In contrast, the Democratic National Convention presented a sober yet hopeful vision of what America could be. Speakers from Michelle Obama to Hillary Clinton to billionaire Mike Bloomberg to tech entrepreneur Andrew Yang to the Republican former governor of Ohio, John Kasich, to the Veep actor Julia Louis-Dreyfus, emphasised the importance of science in addressing this global pandemic. Democrats promised an America that would be tolerant, smart, and extraordinarily diverse: the roll call of states, usually a chaotic tangle of people in silly iterations of Uncle Sam’s top hat jostling for a place on an area floor, loudly proclaiming the virtues of Iowa butter or Georgia peaches as they deliver the delegate vote tally, was a glorious travelogue of locations from near the Arctic Circle to the Gulf of Mexico, presented by people from a dizzying array of ethnicities. The Northern Marianas Islands delegate spoke Chamorro, the Puerto Rican delegate spoke Spanish, and representatives from New Mexico, Alaska, the Dakotas and other places delivered their votes in a mix of ancient indigenous languages and English. This is the America many of us want to live in, not the white, conservative suburbs of Donald Trump’s imagination.

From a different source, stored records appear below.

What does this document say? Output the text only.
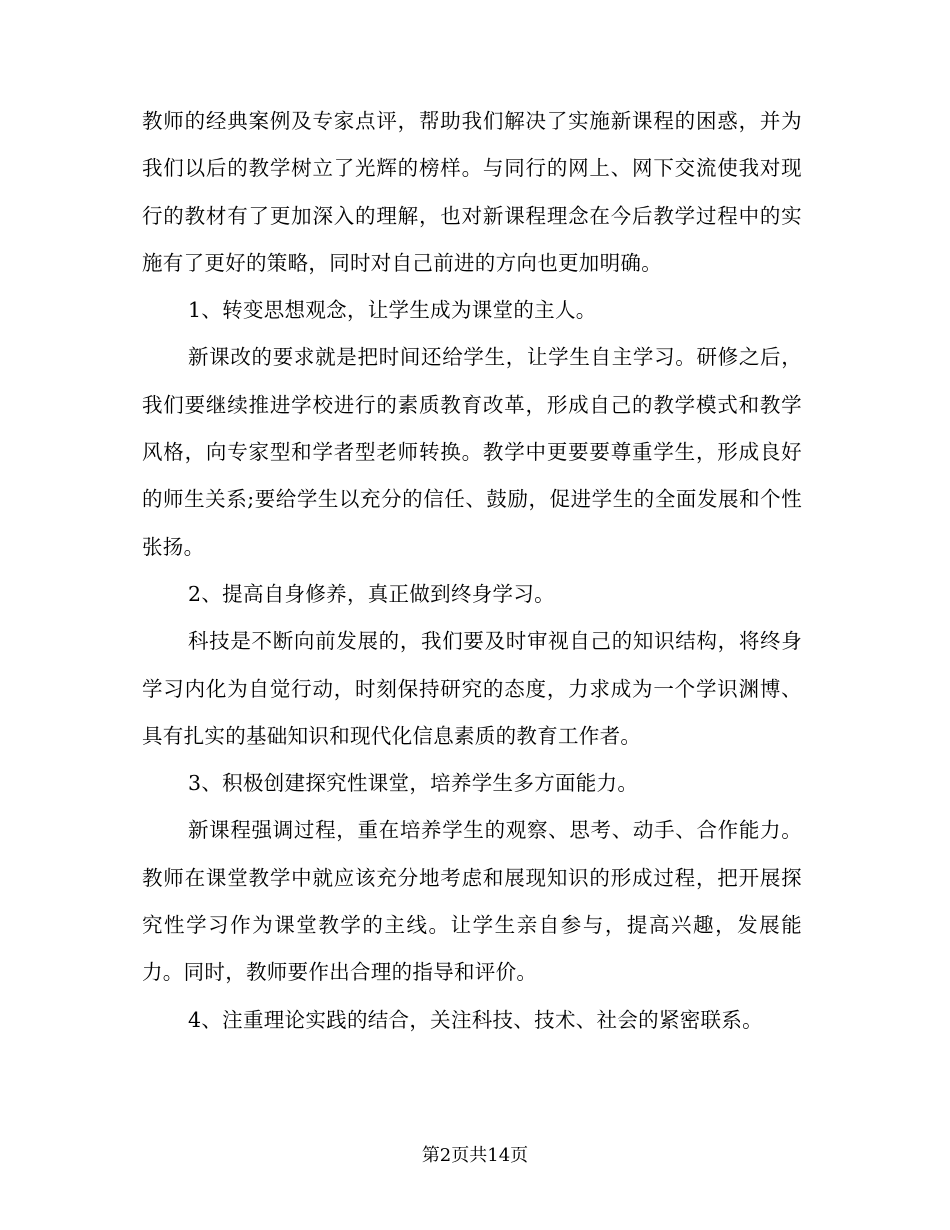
教师的经典案例及专家点评，帮助我们解决了实施新课程的困惑，并为我们以后的教学树立了光辉的榜样。与同行的网上、网下交流使我对现行的教材有了更加深入的理解，也对新课程理念在今后教学过程中的实施有了更好的策略，同时对自己前进的方向也更加明确。

1、转变思想观念，让学生成为课堂的主人。

新课改的要求就是把时间还给学生，让学生自主学习。研修之后，我们要继续推进学校进行的素质教育改革，形成自己的教学模式和教学风格，向专家型和学者型老师转换。教学中更要要尊重学生，形成良好的师生关系;要给学生以充分的信任、鼓励，促进学生的全面发展和个性张扬。

2、提高自身修养，真正做到终身学习。

科技是不断向前发展的，我们要及时审视自己的知识结构，将终身学习内化为自觉行动，时刻保持研究的态度，力求成为一个学识渊博、具有扎实的基础知识和现代化信息素质的教育工作者。

3、积极创建探究性课堂，培养学生多方面能力。

新课程强调过程，重在培养学生的观察、思考、动手、合作能力。教师在课堂教学中就应该充分地考虑和展现知识的形成过程，把开展探究性学习作为课堂教学的主线。让学生亲自参与，提高兴趣，发展能力。同时，教师要作出合理的指导和评价。

4、注重理论实践的结合，关注科技、技术、社会的紧密联系。

第2页共14页
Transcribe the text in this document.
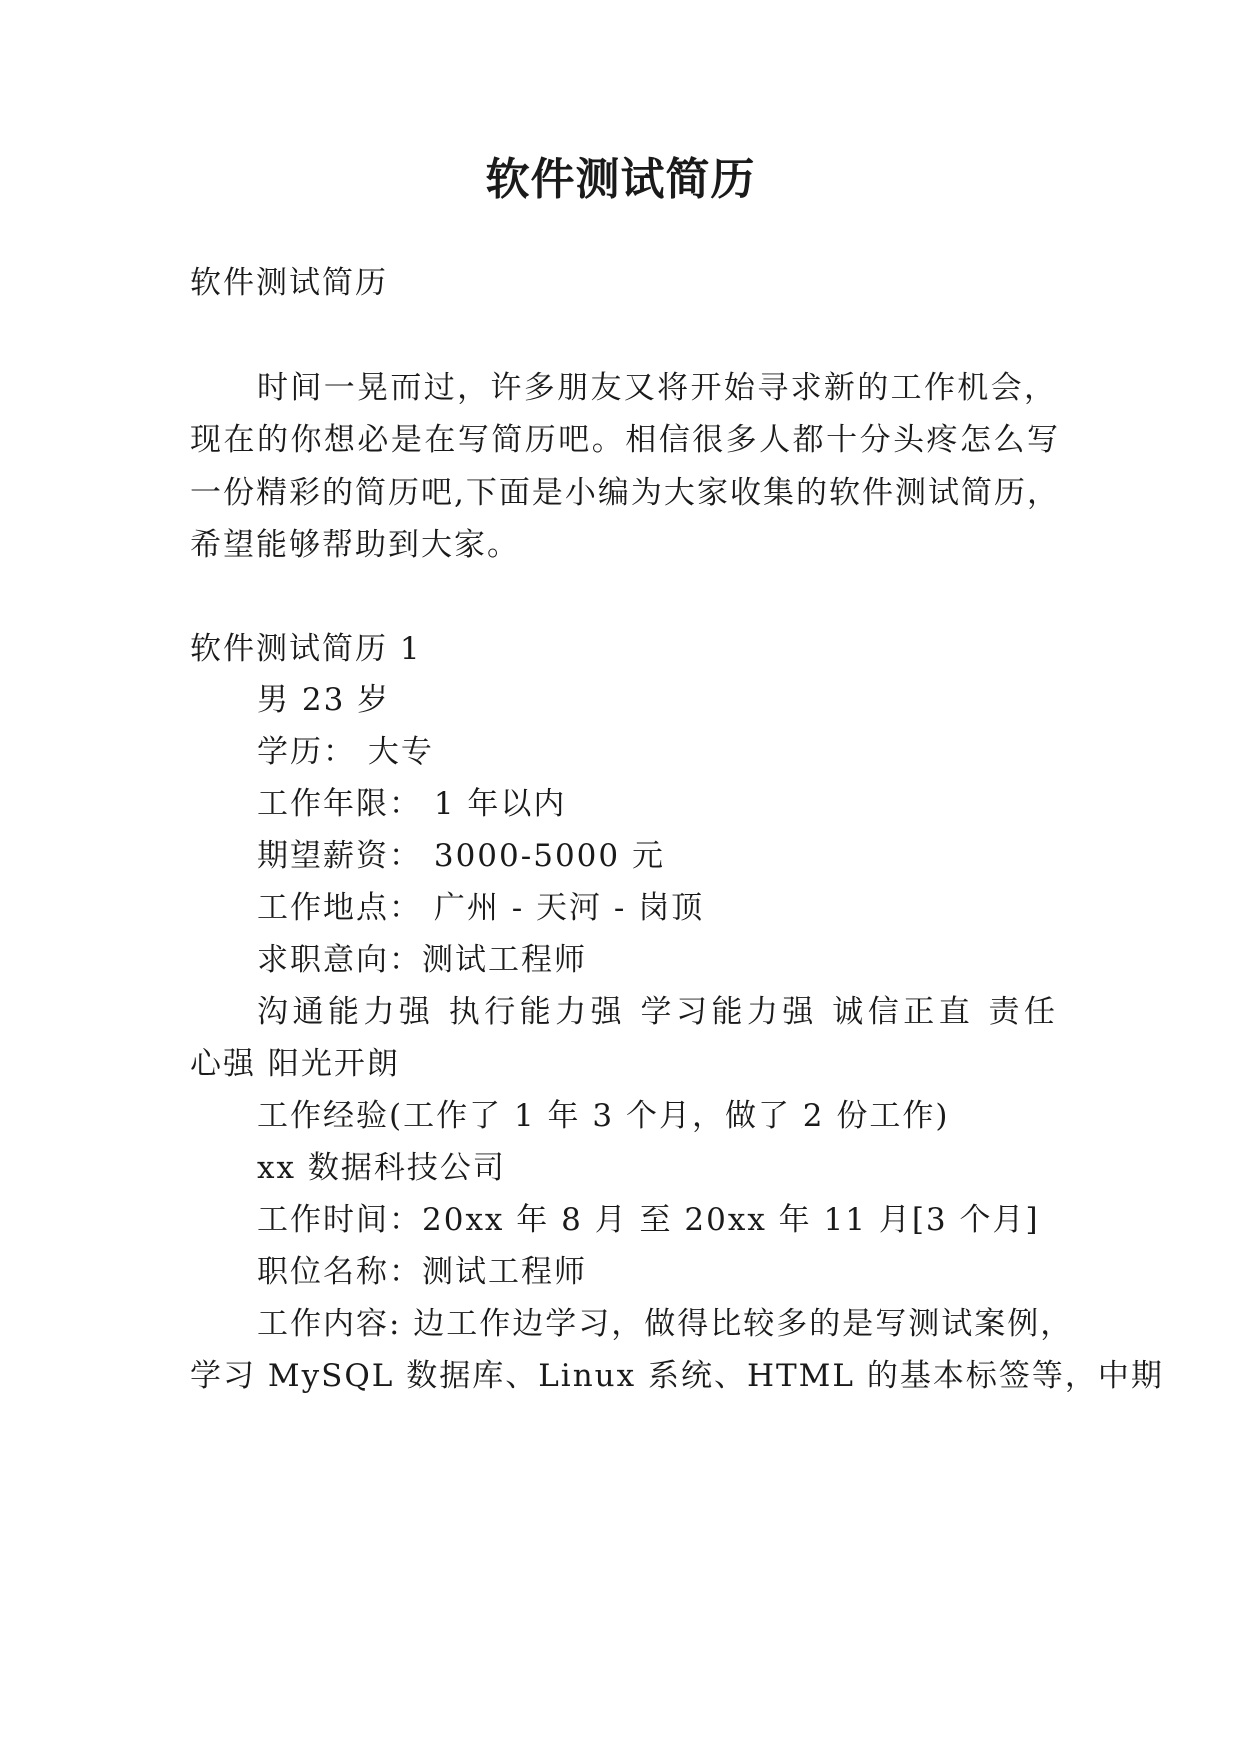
软件测试简历
软件测试简历
时间一晃而过，许多朋友又将开始寻求新的工作机会，
现在的你想必是在写简历吧。相信很多人都十分头疼怎么写
一份精彩的简历吧,下面是小编为大家收集的软件测试简历，
希望能够帮助到大家。
软件测试简历 1
男 23 岁
学历： 大专
工作年限： 1 年以内
期望薪资： 3000-5000 元
工作地点： 广州 - 天河 - 岗顶
求职意向：测试工程师
沟通能力强 执行能力强 学习能力强 诚信正直 责任
心强 阳光开朗
工作经验(工作了 1 年 3 个月，做了 2 份工作)
xx 数据科技公司
工作时间：20xx 年 8 月 至 20xx 年 11 月[3 个月]
职位名称：测试工程师
工作内容: 边工作边学习，做得比较多的是写测试案例，
学习 MySQL 数据库、Linux 系统、HTML 的基本标签等，中期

The pandemic, the terrifying number of people out of work, as well as demands for racial justice arising out of the murders of Breonna Taylor, Ahmaud Arbery and George Floyd, may be creating a new sense of urgency, a conviction that America really needs to change coupled — somewhat paradoxically — with the strong sense that Biden, Washington veteran though he is, represents the best chance for a national reset. He’s the safe pair of hands. Kamala Harris, a woman of Jamaican and Tamil heritage who identifies as black, embodies the hope for diversity. Of course, it’s ten weeks till November 3rd, America’s official election day. Anything could happen. But judging from the kind of energy coming out of the Democratic Convention, Donald Trump has a lot to worry about.